Al Segrini held his own as a nitro racer, posting five NHRA national event wins in nine final rounds and one in IHRA competition. When you pulled to the starting line to race, you weren’t exactly enthused to see the popular driver in the other lane, and it had as much to do with him being a popular racer as it did that sometimes bad stuff happened to you in your lane.
Weird stuff usually happened to racers when Segrini was in the opposite lane.
Just to think, it all started in 1974 when Segrini lined up against his hero Jim Liberman for the Summernational final round.
“My heart was beating a million miles an hour; I was racing my hero ‘Jungle Jim,” Segrini recalled. “He’s over in the other lane doing a wheelstand, and I’m smoking the tires.
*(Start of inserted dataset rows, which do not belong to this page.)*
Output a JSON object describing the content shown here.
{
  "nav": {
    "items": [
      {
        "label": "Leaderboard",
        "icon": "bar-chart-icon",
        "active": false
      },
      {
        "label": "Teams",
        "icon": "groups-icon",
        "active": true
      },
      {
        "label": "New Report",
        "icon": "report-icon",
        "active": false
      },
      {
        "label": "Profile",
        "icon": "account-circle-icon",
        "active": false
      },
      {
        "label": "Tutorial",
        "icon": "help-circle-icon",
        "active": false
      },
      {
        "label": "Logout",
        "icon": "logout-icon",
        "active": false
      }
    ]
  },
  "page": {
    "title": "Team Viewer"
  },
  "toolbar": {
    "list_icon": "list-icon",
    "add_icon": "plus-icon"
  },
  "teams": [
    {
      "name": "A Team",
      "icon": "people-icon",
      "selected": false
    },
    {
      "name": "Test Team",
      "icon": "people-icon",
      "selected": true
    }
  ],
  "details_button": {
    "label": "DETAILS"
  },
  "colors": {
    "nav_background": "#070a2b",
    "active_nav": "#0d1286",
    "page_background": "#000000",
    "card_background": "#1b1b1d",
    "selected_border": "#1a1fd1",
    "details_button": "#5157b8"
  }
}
I wouldn’t lift. He wouldn’t lift. Finally, he set the front wheel down, and I squeaked out the win.”
Drag racing legend and three-time NHRA champion Raymond Beadle could have only hoped for the Jungle Jim scenario. In 1982, Beadle had one of the more iconic Funny Car crashes when his Ford EXP Funny Car shook the tires, then dug in, and when he overcorrected, the car rolled on its roof.
Only when Segrini got to the other end of his first-round victory at the 1982 NHRA Gatornationals did the then Faberge Brut-sponsored driver realize what had happened.
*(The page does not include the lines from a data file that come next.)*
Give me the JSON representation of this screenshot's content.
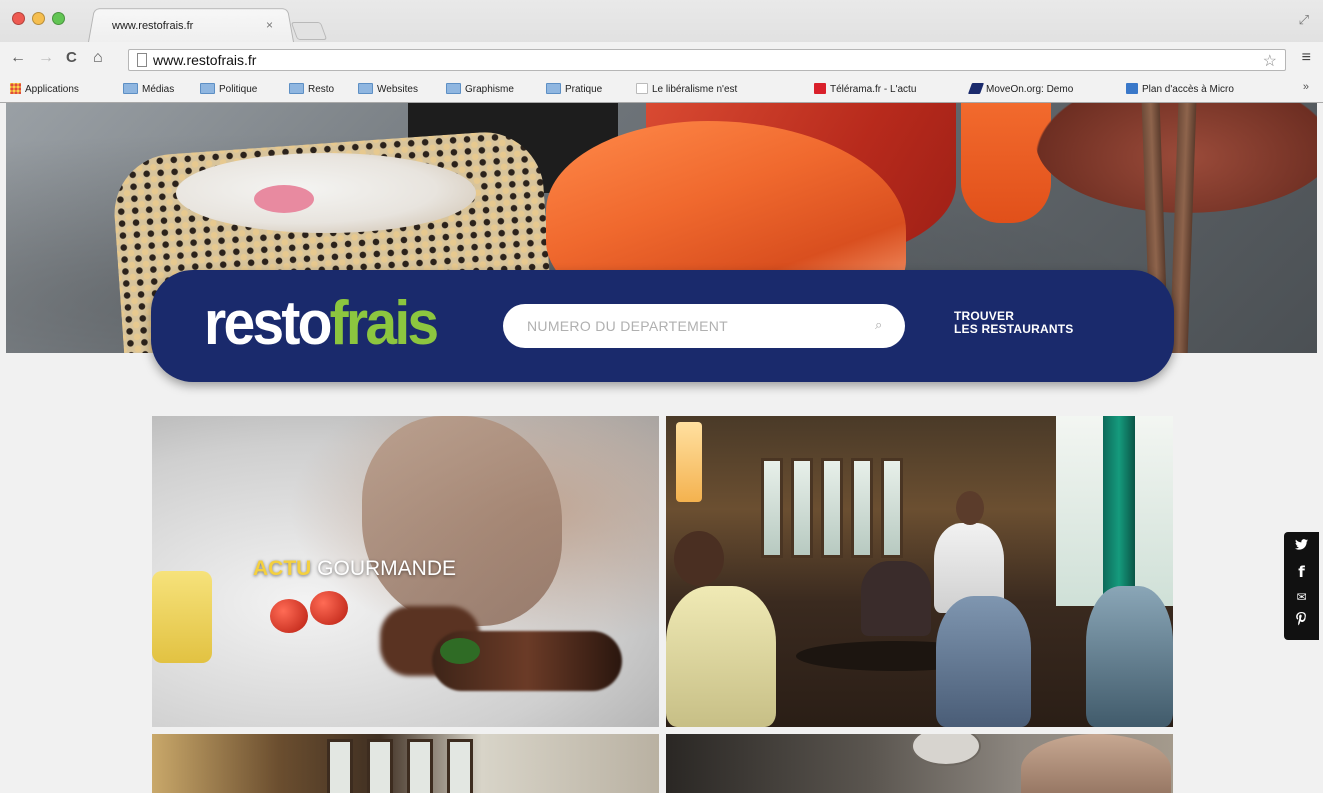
{
  "browser": {
    "tab_title": "www.restofrais.fr",
    "tab_close": "×",
    "url": "www.restofrais.fr",
    "icons": [
      "back-icon",
      "forward-icon",
      "reload-icon",
      "home-icon",
      "page-icon",
      "star-icon",
      "menu-icon",
      "fullscreen-icon"
    ],
    "nav_glyphs": {
      "back": "←",
      "forward": "→",
      "reload": "C",
      "home": "⌂",
      "star": "☆",
      "menu": "≡",
      "fullscreen": "⤢"
    }
  },
  "bookmarks": {
    "items": [
      {
        "label": "Applications",
        "icon": "apps-icon"
      },
      {
        "label": "Médias",
        "icon": "folder-icon"
      },
      {
        "label": "Politique",
        "icon": "folder-icon"
      },
      {
        "label": "Resto",
        "icon": "folder-icon"
      },
      {
        "label": "Websites",
        "icon": "folder-icon"
      },
      {
        "label": "Graphisme",
        "icon": "folder-icon"
      },
      {
        "label": "Pratique",
        "icon": "folder-icon"
      },
      {
        "label": "Le libéralisme n'est",
        "icon": "page-icon"
      },
      {
        "label": "Télérama.fr - L'actu",
        "icon": "telerama-icon",
        "color": "#d9202a"
      },
      {
        "label": "MoveOn.org: Demo",
        "icon": "moveon-icon",
        "color": "#1a2a6c"
      },
      {
        "label": "Plan d'accès à Micro",
        "icon": "plan-icon",
        "color": "#3a78c9"
      }
    ],
    "more": "»"
  },
  "site": {
    "logo_part1": "resto",
    "logo_part2": "frais",
    "search": {
      "placeholder": "NUMERO DU DEPARTEMENT",
      "value": ""
    },
    "search_icon_glyph": "⌕",
    "find_line1": "TROUVER",
    "find_line2": "LES RESTAURANTS",
    "tiles": [
      {
        "caption_highlight": "ACTU",
        "caption": " GOURMANDE"
      }
    ],
    "social_glyphs": {
      "twitter": "🐦",
      "facebook": "f",
      "email": "✉",
      "pinterest": "℗"
    }
  },
  "colors": {
    "brand_navy": "#1a2a6c",
    "brand_green": "#8cc63f",
    "highlight_yellow": "#f4d03f"
  }
}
It was a friendly rivalry between Segrini and Beadle that led to the mishap.
“Raymond being the world-championship driver that he was, was back in the early days we ran IHRA and NHRA, Beadle was sponsored by English Leather, and Brut sponsored me. So naturally, we paired up against each other,” Segrini recalled. “He wanted to beat us. The English Leather beat the Brut car. So he tried hard, and I tried hard and we kind of matched up quite a bit.
“At IHRA qualifying, it seemed that we always hooked up against each other, and I kept kind of being a needle in his ass, whipping him qualifying. And every time he runs. So we came into the Gators. So we got him first round again, and we go out there, and luckily, I was fortunate enough to leave on Raymond, and he hung in there a little too long, and it shook pretty bad and got himself crooked, and he overdrove it and put it on its roof.
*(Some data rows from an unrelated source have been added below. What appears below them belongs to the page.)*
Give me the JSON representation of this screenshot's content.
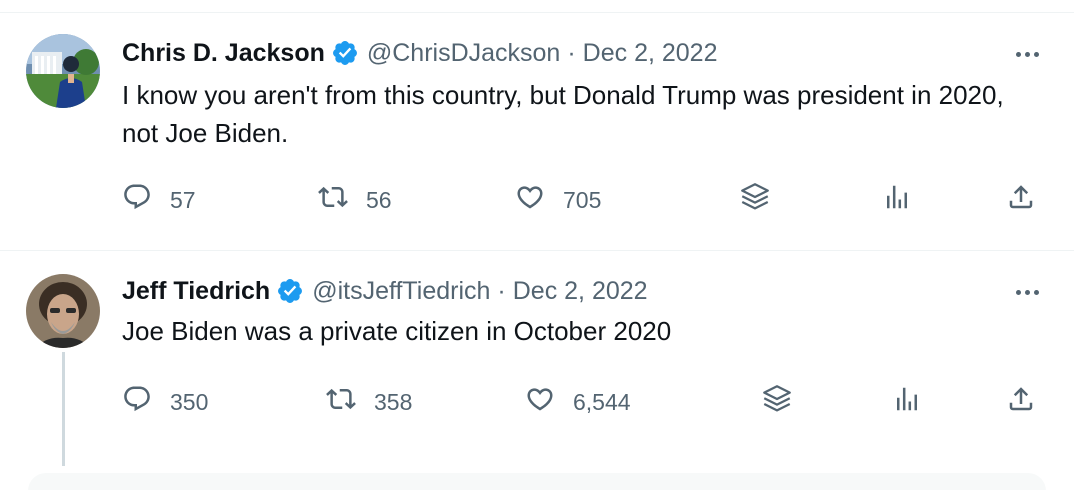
{
  "tweets": [
    {
      "name": "Chris D. Jackson",
      "handle": "@ChrisDJackson",
      "separator": "·",
      "date": "Dec 2, 2022",
      "text": "I know you aren't from this country, but Donald Trump was president in 2020, not Joe Biden.",
      "verified": true,
      "replies": "57",
      "retweets": "56",
      "likes": "705"
    },
    {
      "name": "Jeff Tiedrich",
      "handle": "@itsJeffTiedrich",
      "separator": "·",
      "date": "Dec 2, 2022",
      "text": "Joe Biden was a private citizen in October 2020",
      "verified": true,
      "replies": "350",
      "retweets": "358",
      "likes": "6,544"
    }
  ],
  "icons": {
    "reply": "reply-bubble-icon",
    "retweet": "retweet-icon",
    "like": "heart-icon",
    "stack": "layers-icon",
    "views": "analytics-icon",
    "share": "share-icon",
    "more": "more-dots-icon",
    "verified": "verified-badge-icon"
  },
  "colors": {
    "verified": "#1d9bf0",
    "text": "#0f1419",
    "secondary": "#536471",
    "divider": "#eff3f4"
  }
}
“Naturally, he wanted to beat me. I wanted to beat him. And back in the day, they shook so bad; they did crazy things, so you can get in trouble real easy with him. So, you know, I could see his point there. We laughed about it afterward, and luckily he didn’t get hurt, and he put on a better show than I did by winning by standing up, and the crowd cheered. And that was Raymond Beadle stealing the spotlight from me.”
Segrini had a front-row seat for Mike Dunn’s engine explosion at the 1983 NHRA World Finals, where the engine came out of the car after the body on the Roland Leong Hawaiian Punch Funny Car had disintegrated the body.
“So we were running, we were qualifying, and we both ran 6.01to 6.01, but I had left on him, and I never seen him at all,” Segrini recalled. “And I put the chutes out, and I get down the other end, and I see all this commotion going on, and it was him. That’s when he put the engine up on the fuel tank, and the thing flipped over in Roland’s car in Orange County. That was a nasty one.”
The so-called Segrini jinx wasn’t limited to the NHRA tour. Segrini was running against veteran driver Paul Smith the following season when he had a bad accident in Bristol. The dog leg bit Smith as he struggled to stop his Funny Car amid a savage fire.
“I put the chute out, and all of a sudden, boom, a blur on my left vision. I see Paul’s car come by me hauling ass,” Segrini said. “And I looked at the chute packs, and they both packed. They never even came out. Well, Bristol used to have that turn. Well, he didn’t go to the turn. He went into the woods, and it opened up. The trees let him in.
“And so I got the car stopped and got out through the roof hatch to see if my buddy was okay. And he comes crawling out on his hands and knees; the little red helmet comes out there. “You all right?” “Yeah, I’m all right, but there’s a fireball back there chasing me through the jungle.”
Segrini paused and laughed a bit.
“Now I’ve seen some horrendous accidents, and knock on what I never hit anything other than, well, the time the sparks hit me from the clutch at Pomona,” Segrini continued. “I never really hit anything solid. So I was fortunate. So I told Paul, after an hour later, he’s looking to buy another car. I told him, ‘Man, I’d be down at the GM store trying to get signed-on to put bumpers on.
“My career would be over if I took those rides.”
The driver who had the most thrilling ride with Segrini in the other lane? Kenny Bernstein was the man.
“I was pretty fortunate to get a first-eye view when Kenny Bernstein broke the 300 mile an hour barrier because I was in Billy Lynch’s dragster in the other lane, and we struck the tires,” Segrini said. “So I got a good view of that one.”